Taking advantage of cloud capabilities
There are multiple inherent advantages of moving to the cloud. You get better resiliency, you get better scalability, you get a lot of really cool abilities that you can’t get out of a standard colo environment, and as you re-architect your legacy applications, as you build new applications so that they’re actually cloud-focused and can natively take advantage of those capabilities, I expect that we will continue to see more and more of these applications move into this model.
Another advantage is in mergers and acquisitions. For M&A, Zscaler has been a big win for us. When we do acquisitions or divestitures, it’s very easy to enroll a new location in our environment. We don’t have to roll a piece of security hardware out there. For the acquired entity, we simply configure the tunnels for the internet bound traffic to Zscaler and we’re covered.

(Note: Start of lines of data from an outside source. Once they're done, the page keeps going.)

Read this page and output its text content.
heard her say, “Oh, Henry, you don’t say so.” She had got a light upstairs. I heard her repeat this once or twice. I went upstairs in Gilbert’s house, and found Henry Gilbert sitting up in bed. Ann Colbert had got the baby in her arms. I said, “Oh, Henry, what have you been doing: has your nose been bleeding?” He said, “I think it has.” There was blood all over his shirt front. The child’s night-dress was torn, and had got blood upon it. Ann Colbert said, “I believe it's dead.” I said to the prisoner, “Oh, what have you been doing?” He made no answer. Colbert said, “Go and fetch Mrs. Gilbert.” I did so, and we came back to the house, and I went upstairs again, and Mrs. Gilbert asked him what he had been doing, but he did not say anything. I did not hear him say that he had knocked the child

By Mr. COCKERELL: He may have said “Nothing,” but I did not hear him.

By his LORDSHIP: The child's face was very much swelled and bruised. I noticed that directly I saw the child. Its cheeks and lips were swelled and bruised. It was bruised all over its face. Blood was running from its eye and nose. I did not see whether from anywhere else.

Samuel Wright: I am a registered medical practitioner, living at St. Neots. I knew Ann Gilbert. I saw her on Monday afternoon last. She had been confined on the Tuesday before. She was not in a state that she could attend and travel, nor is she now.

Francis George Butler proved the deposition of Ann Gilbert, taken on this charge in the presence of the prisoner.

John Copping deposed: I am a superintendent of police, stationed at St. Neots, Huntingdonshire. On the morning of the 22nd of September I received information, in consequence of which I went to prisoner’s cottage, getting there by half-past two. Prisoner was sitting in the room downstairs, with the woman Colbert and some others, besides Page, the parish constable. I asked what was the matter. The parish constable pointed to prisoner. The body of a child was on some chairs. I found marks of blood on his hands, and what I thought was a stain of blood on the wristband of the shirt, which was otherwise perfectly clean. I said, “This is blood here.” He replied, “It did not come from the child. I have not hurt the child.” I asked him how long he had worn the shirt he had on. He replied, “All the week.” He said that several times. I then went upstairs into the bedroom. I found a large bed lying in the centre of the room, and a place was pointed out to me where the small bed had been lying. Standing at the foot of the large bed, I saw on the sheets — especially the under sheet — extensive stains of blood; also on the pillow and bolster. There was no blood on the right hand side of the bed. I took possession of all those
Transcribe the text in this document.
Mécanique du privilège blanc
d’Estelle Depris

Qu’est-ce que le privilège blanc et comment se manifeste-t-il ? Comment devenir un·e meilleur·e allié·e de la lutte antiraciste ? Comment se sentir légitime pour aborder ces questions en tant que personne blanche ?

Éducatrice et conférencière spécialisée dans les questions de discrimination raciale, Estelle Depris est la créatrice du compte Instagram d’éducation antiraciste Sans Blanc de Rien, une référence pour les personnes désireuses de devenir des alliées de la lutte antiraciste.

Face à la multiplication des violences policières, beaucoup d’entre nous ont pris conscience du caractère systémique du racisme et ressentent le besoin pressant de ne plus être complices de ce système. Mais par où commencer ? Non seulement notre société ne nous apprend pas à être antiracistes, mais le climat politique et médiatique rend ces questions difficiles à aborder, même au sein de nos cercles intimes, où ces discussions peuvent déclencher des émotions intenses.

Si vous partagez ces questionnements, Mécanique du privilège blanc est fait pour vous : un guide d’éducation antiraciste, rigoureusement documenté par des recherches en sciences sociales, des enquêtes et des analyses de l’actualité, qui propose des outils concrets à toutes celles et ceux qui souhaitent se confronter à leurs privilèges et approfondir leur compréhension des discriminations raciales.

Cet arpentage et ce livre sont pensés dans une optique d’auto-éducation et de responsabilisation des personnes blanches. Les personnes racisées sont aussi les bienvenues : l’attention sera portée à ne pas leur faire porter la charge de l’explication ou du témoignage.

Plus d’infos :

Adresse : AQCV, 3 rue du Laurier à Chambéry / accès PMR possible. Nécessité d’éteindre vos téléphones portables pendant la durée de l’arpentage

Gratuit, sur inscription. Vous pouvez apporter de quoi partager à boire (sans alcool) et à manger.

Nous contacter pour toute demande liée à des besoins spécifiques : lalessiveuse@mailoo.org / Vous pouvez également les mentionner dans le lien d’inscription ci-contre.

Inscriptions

One of the things that we’ve found to be a little interesting is when we divest a dealership, the acquirer comes in, and they may ask us what we do for our network security. They ask us where our firewall is located. Our response to that has been—we use Zscaler, so you don’t have a physical firewall in there. You’re going to have to figure something out. They don’t like that answer because they’re used to just taking whatever was there and making use of it.
When we do an acquisition, we do more of a rip-and-replace for the technology environment. We may purchase computers with an acquisition, but then we generally will rip them out. We’ll resell them to someone else and put our stuff in.